Fig 3. Comparison of elevation modeled from LiDAR, or UAS-SfM generated digital terrain models with elevation measured using survey grade GNSS. Gray line represents 1:1 line (Credit: Duke University).
Fig 4. UAS generated orthoimage of NC NERR site (left) and high resolution map of vegetative community composition (right) created from the image and SfM-generated 3D surface model of site. Salt = Spartina alterniflora, Spatens = Spartina patens, Dist = Distichlis spicata, Lim = Limonium spp., Borr = Borrichia frutescens (Credit: NCCOS).
Fig 5. Comparison of NDVI values generated by Micasense-Altum and Sentera 4K sensors indicate that the Sentera consistently yields lower NDVI values; while both data sets are valid representations of the NDVI:biomass relationship, they are not directly comparable (Credit: Duke University).

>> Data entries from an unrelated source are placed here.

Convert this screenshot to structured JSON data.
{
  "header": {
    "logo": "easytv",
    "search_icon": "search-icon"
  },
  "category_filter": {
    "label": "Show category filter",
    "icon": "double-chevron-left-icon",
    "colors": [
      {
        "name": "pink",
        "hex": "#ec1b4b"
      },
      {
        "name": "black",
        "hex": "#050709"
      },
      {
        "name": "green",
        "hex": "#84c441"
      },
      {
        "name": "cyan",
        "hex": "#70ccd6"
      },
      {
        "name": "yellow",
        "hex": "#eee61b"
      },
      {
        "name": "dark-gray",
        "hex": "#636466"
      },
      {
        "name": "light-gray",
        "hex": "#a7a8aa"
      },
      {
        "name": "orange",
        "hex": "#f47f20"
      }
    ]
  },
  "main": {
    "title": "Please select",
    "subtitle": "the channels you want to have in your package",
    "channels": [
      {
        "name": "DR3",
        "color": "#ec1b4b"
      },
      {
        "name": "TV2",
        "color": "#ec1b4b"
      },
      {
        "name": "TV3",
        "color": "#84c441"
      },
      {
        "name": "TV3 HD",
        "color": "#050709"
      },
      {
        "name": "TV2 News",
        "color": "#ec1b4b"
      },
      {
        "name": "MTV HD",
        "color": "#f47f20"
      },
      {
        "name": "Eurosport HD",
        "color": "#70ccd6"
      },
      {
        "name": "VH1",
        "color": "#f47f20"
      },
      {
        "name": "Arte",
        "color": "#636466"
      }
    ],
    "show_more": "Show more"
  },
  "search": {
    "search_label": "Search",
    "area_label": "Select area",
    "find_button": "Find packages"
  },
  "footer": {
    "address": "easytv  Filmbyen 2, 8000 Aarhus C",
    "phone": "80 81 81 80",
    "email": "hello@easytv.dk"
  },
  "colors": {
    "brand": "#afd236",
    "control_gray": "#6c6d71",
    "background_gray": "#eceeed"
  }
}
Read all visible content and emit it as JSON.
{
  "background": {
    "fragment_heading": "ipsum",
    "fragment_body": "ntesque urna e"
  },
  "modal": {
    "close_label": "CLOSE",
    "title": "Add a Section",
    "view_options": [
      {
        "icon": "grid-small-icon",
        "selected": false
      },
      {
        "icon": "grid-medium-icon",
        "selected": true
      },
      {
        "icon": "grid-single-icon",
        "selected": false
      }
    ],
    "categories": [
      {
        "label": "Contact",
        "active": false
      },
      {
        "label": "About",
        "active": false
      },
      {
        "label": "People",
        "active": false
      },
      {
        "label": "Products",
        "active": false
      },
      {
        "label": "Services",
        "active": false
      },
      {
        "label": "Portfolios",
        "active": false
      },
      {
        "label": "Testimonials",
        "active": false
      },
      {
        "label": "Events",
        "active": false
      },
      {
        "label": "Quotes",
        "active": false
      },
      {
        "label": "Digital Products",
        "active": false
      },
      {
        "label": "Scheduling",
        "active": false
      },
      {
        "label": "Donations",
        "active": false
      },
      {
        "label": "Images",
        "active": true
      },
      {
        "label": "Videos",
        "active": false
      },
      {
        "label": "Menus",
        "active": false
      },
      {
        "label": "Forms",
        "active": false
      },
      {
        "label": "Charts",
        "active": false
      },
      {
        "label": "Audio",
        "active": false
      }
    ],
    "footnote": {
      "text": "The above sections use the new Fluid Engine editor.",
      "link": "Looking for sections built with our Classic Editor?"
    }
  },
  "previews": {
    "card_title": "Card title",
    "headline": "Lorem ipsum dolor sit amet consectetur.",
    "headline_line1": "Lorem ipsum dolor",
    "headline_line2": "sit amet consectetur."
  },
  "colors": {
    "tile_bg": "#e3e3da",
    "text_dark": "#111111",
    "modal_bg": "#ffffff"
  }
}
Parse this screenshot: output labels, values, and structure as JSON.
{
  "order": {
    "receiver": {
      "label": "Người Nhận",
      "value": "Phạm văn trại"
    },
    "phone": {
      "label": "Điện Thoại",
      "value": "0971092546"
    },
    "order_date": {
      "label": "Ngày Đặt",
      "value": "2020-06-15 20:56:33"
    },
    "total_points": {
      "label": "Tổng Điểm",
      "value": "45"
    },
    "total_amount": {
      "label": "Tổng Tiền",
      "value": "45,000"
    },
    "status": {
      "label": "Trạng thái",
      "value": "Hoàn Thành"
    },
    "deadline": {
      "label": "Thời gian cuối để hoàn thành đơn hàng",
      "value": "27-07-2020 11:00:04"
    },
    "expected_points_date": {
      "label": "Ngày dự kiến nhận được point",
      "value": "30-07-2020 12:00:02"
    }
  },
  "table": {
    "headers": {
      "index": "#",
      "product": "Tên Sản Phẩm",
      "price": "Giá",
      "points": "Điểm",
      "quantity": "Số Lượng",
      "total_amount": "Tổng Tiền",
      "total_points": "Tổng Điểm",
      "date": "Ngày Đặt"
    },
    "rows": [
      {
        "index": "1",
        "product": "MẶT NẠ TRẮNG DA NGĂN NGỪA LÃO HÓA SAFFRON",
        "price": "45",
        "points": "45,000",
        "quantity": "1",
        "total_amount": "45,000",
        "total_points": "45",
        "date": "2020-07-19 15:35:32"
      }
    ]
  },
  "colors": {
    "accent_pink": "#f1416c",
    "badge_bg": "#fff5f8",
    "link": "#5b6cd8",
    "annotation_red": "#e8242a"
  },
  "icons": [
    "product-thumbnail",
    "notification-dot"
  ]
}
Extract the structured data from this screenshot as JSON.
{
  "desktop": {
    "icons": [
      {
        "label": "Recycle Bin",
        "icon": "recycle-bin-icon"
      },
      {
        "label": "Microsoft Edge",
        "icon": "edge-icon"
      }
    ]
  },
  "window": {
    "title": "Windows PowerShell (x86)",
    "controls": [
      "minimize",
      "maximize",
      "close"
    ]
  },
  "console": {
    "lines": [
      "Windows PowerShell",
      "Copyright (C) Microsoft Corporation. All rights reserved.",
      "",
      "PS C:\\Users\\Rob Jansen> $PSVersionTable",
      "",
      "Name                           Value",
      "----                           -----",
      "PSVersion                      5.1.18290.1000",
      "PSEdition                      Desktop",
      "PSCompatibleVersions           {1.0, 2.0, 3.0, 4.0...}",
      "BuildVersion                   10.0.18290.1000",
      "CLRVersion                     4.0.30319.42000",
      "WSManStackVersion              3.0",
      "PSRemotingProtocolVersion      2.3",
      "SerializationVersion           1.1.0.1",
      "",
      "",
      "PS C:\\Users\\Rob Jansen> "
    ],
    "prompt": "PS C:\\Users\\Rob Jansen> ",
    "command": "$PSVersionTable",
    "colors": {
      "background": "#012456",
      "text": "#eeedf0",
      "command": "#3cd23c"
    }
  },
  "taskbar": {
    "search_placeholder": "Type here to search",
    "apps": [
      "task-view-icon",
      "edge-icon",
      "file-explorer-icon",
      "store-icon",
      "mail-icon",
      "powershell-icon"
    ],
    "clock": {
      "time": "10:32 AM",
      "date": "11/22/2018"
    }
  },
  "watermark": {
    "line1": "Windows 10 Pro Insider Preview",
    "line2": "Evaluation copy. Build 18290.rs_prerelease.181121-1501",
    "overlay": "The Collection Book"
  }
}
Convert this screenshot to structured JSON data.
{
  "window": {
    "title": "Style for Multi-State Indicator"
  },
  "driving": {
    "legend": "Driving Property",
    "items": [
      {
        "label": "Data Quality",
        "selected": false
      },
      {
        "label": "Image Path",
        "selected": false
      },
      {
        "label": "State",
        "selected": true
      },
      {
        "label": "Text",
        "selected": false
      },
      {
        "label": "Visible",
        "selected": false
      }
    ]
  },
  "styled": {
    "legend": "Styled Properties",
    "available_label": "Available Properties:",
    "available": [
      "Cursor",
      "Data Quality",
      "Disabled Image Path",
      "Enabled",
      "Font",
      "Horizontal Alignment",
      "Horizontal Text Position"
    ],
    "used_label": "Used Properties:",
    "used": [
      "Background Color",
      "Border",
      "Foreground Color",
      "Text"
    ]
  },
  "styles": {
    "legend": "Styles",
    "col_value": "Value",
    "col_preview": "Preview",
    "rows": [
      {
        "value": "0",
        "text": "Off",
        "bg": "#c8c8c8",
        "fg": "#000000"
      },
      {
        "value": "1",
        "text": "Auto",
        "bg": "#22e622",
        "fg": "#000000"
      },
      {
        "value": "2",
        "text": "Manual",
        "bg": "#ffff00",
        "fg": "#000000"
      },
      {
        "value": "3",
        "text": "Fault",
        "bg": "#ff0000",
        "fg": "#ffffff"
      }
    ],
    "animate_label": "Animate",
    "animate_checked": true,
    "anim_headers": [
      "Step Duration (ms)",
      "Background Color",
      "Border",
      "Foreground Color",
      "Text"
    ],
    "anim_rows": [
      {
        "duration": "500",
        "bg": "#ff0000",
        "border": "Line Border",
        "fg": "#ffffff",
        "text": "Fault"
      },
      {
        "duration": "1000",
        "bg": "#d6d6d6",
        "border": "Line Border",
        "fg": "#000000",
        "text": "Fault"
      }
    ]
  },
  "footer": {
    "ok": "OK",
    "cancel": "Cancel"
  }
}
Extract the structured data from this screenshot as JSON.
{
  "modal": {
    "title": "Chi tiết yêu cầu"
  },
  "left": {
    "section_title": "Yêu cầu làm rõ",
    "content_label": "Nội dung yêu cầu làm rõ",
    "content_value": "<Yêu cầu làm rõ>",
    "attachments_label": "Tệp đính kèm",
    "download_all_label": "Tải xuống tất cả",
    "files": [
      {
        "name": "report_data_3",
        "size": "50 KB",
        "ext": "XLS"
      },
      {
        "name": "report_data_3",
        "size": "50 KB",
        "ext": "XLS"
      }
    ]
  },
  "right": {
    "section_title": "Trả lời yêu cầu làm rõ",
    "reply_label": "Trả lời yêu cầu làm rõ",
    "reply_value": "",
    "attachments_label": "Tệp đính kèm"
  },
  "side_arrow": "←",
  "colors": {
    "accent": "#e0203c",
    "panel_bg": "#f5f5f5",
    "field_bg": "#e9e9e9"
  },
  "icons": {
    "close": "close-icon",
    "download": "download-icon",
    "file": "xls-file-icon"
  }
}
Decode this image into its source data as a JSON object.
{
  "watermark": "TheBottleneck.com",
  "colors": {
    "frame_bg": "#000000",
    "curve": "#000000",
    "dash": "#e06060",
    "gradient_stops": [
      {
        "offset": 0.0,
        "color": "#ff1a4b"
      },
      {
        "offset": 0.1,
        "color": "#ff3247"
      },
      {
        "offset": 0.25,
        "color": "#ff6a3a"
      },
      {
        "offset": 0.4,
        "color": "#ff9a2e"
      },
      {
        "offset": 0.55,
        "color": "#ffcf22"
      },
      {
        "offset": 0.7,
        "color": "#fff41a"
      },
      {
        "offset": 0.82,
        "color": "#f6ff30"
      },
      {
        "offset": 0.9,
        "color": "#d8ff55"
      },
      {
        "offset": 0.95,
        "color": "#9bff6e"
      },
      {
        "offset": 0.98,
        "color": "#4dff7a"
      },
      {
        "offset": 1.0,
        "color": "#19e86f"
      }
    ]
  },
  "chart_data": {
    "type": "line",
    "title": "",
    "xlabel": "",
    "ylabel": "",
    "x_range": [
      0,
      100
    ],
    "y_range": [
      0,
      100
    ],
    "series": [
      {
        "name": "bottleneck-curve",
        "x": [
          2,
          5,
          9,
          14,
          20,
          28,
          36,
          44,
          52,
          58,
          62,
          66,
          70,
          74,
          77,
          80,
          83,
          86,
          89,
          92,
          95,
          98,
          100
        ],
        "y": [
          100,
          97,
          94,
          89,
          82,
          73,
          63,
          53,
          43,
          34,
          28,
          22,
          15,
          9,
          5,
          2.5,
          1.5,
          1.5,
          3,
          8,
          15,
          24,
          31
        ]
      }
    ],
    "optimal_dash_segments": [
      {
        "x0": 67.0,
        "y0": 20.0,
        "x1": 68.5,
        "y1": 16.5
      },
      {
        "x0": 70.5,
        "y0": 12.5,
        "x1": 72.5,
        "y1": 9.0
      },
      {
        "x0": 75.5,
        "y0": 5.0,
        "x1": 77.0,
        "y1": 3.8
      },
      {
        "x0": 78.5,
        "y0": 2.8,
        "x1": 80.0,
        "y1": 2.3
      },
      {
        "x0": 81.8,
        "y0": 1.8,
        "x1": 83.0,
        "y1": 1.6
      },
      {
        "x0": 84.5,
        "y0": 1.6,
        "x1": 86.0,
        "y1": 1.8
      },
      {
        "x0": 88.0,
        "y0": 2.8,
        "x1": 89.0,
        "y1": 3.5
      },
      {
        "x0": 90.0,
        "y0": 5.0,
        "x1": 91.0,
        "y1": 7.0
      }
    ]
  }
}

When complete, this project will provide a protocol for other wetlands scientists to undertake UAS-based wetland monitoring efforts, and by doing so, will help to facilitate widespread adoption of UAS approaches within NERRS and beyond. UAS based monitoring approaches will result in researchers being better-equipped to detect habitat change at spatial scales that are most relevant to management decisions, and in doing so, will support the NOS/NERRS mission of preserving and managing these critical habitats for the research, education, recreation, and tourism opportunities that they afford.